Our shares of common stock are quoted for trading on the OTC Bulletin Board and have been trading through the facilities of that quotation system. Due to the volatile and speculative nature of our trading market, we cannot assure you that you will be able to sell your shares for a reasonable price.

OUR SECURITIES MAY BE SUBJECT TO PENNY STOCK REGULATION.

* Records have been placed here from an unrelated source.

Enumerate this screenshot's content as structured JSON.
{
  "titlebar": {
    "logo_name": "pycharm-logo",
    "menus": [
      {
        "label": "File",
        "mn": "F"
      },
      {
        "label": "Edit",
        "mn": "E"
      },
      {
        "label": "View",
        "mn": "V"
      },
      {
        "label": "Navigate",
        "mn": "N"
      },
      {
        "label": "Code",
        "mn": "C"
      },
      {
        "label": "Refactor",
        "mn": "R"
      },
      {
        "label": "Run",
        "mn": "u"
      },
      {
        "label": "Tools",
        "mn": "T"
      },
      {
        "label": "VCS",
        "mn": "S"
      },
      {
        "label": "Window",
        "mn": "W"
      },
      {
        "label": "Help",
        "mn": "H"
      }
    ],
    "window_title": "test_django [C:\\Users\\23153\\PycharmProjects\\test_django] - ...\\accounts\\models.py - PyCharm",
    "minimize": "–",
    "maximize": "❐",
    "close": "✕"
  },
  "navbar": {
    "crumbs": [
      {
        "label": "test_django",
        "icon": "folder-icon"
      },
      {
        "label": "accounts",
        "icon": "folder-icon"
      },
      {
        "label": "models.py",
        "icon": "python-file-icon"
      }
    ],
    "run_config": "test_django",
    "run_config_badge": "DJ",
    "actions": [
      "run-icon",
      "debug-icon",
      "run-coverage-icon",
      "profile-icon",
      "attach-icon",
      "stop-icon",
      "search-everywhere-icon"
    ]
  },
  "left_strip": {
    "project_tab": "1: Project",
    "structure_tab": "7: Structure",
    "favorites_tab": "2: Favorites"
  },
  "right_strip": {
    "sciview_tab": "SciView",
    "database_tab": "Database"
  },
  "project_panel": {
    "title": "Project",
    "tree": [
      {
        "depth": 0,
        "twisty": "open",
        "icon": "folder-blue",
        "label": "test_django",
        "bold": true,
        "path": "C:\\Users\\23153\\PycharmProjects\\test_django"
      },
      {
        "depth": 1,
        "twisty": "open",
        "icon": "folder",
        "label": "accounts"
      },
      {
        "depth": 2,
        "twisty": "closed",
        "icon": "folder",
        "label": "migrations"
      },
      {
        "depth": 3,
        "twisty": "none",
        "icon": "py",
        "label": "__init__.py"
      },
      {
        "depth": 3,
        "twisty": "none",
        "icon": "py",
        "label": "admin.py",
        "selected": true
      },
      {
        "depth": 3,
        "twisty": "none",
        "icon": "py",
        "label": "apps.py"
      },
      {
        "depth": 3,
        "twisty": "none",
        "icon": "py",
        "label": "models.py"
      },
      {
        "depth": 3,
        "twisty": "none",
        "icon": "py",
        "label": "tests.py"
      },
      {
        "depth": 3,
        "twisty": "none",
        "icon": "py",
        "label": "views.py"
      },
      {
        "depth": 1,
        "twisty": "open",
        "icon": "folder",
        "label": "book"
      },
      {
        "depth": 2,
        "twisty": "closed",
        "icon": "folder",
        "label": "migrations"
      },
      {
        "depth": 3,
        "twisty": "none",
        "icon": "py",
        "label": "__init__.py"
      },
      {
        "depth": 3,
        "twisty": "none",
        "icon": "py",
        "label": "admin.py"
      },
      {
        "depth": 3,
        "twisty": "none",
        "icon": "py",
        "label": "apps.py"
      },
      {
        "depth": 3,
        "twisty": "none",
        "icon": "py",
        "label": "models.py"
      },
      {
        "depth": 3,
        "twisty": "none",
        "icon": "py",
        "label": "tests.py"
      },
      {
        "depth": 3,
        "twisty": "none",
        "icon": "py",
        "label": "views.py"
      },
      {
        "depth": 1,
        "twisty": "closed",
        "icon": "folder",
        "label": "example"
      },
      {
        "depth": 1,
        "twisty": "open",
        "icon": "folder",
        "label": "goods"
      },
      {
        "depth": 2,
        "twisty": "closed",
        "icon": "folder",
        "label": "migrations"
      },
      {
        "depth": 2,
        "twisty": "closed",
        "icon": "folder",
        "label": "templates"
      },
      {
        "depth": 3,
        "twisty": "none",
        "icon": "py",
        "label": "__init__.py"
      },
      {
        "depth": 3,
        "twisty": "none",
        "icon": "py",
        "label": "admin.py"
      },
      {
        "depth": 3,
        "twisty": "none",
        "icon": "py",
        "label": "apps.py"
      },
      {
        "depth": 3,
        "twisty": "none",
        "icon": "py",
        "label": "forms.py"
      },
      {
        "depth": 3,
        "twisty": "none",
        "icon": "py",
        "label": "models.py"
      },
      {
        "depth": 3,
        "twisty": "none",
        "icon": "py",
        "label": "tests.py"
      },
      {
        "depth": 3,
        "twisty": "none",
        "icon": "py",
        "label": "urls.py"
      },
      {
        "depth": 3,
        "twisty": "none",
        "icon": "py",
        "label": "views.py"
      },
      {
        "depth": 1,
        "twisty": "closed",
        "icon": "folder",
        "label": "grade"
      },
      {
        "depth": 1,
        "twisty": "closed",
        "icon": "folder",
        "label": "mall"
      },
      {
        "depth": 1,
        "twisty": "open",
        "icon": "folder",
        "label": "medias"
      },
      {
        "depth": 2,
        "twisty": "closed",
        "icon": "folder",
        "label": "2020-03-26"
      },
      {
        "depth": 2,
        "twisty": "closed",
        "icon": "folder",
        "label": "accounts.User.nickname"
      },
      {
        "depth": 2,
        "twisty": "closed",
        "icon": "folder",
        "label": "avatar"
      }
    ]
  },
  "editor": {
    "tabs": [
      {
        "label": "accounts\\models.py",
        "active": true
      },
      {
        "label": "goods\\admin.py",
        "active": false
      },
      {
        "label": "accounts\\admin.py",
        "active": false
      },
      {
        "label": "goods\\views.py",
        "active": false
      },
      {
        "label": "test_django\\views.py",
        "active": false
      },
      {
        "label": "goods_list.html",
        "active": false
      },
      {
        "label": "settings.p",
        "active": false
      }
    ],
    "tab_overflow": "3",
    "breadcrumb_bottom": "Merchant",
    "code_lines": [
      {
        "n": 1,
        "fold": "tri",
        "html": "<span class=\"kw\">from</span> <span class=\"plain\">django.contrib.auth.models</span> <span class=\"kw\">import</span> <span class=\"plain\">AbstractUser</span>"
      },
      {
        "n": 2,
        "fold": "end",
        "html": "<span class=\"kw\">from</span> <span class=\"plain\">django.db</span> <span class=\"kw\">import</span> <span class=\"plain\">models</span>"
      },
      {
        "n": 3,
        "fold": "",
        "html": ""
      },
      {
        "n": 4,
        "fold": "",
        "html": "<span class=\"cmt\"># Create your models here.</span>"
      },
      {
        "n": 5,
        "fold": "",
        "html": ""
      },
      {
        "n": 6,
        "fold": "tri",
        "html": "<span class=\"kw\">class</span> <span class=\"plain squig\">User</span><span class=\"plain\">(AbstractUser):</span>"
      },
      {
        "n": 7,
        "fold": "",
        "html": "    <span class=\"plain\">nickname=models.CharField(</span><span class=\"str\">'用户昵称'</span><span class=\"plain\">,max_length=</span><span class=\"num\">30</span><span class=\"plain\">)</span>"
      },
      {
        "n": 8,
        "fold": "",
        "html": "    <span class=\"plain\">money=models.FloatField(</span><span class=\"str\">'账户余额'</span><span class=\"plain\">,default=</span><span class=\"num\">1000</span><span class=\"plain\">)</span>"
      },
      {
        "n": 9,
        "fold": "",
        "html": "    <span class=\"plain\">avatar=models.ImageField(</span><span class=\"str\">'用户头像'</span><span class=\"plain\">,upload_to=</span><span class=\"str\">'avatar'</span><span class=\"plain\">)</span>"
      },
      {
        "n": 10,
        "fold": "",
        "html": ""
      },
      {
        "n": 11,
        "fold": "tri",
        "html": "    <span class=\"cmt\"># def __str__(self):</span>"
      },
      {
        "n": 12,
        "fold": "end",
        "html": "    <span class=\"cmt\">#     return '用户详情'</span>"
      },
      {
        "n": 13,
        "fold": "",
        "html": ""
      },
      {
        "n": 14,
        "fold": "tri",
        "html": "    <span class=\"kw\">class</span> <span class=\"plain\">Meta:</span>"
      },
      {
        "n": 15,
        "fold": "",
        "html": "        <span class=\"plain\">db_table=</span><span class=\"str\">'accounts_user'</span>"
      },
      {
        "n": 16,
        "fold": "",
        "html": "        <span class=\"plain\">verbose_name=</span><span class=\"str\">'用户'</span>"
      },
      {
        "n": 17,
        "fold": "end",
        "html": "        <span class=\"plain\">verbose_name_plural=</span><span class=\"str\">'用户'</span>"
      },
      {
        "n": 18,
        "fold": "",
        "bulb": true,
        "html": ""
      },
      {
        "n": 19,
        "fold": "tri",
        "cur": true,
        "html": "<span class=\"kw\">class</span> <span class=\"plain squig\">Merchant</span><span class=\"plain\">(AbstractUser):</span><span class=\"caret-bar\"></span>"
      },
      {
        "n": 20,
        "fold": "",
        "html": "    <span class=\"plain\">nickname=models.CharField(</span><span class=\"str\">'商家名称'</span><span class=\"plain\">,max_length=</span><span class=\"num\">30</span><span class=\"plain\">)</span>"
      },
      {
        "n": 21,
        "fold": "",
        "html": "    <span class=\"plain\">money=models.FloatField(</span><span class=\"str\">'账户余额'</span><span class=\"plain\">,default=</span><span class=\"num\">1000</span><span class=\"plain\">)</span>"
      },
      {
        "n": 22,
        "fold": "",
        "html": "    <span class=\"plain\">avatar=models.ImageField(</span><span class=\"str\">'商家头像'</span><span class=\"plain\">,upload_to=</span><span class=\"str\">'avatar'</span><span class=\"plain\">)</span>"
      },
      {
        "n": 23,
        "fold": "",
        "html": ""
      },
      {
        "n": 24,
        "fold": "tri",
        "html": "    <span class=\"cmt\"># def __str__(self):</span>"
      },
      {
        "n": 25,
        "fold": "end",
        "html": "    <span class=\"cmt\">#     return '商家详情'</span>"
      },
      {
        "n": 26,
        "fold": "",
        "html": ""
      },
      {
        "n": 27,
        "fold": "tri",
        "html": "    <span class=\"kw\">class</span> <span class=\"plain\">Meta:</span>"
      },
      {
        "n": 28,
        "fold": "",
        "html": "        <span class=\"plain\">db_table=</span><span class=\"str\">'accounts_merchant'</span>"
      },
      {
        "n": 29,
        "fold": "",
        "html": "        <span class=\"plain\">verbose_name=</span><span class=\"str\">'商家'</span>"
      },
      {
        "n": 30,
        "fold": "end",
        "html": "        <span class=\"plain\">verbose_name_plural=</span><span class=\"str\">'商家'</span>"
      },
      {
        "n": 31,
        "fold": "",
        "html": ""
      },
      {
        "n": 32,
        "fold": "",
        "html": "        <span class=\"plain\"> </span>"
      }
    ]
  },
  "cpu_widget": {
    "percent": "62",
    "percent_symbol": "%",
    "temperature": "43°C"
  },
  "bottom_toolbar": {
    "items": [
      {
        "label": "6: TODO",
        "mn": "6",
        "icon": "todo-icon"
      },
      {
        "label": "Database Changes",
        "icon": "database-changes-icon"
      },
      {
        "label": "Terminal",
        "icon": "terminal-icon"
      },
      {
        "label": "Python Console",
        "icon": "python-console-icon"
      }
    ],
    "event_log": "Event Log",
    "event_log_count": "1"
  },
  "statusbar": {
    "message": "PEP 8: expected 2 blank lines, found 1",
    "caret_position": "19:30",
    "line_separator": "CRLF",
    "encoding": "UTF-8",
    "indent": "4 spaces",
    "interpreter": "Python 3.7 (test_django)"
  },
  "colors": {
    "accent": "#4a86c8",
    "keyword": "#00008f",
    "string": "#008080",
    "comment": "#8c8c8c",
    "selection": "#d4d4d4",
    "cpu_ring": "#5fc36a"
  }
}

If the trading market for our securities remains volatile and the price of our common shares remains below $5.00 per share, then we will be subject to "penny stock" regulation. "Penny stock" rules impose additional sales practice requirements on broker-dealers who sell such securities to persons other than established customers and accredited investors (generally those with assets in excess of $1,000,000 or annual income exceeding $200,000 or $300,000 together with a spouse). For transactions covered by these rules, the broker-dealer must make a special suitability determination for the purchase of such securities and have received the purchaser's written consent to the transaction prior to the purchase. Additionally, for any transaction involving a penny stock, unless exempt, the rules require the delivery, prior to the transaction, of a disclosure schedule prescribed by the Commission relating to the penny stock market. The broker-dealer also must disclose the commissions payable to both the broker-dealer and the registered representative and current quotations for the securities. Finally, monthly

statements must be sent disclosing recent price information on the limited market in penny stocks. Consequently, the "penny stock" rules may restrict the ability of broker-dealers to sell our shares of common stock. The market price of our shares would likely suffer as a result.

FORWARD-LOOKING STATEMENTS

This Annual Report contains forward-looking statements that involve risks and uncertainties. We use words such as anticipate, believe, plan, expect, future, intend and similar expressions to identify such forward-looking statements. You should not place too much reliance on these forward-looking statements. Our actual results are most likely to differ materially from those anticipated in these forward-looking statements for many reasons, including the risks faced by us described in the Risk Factors section and elsewhere in this Report.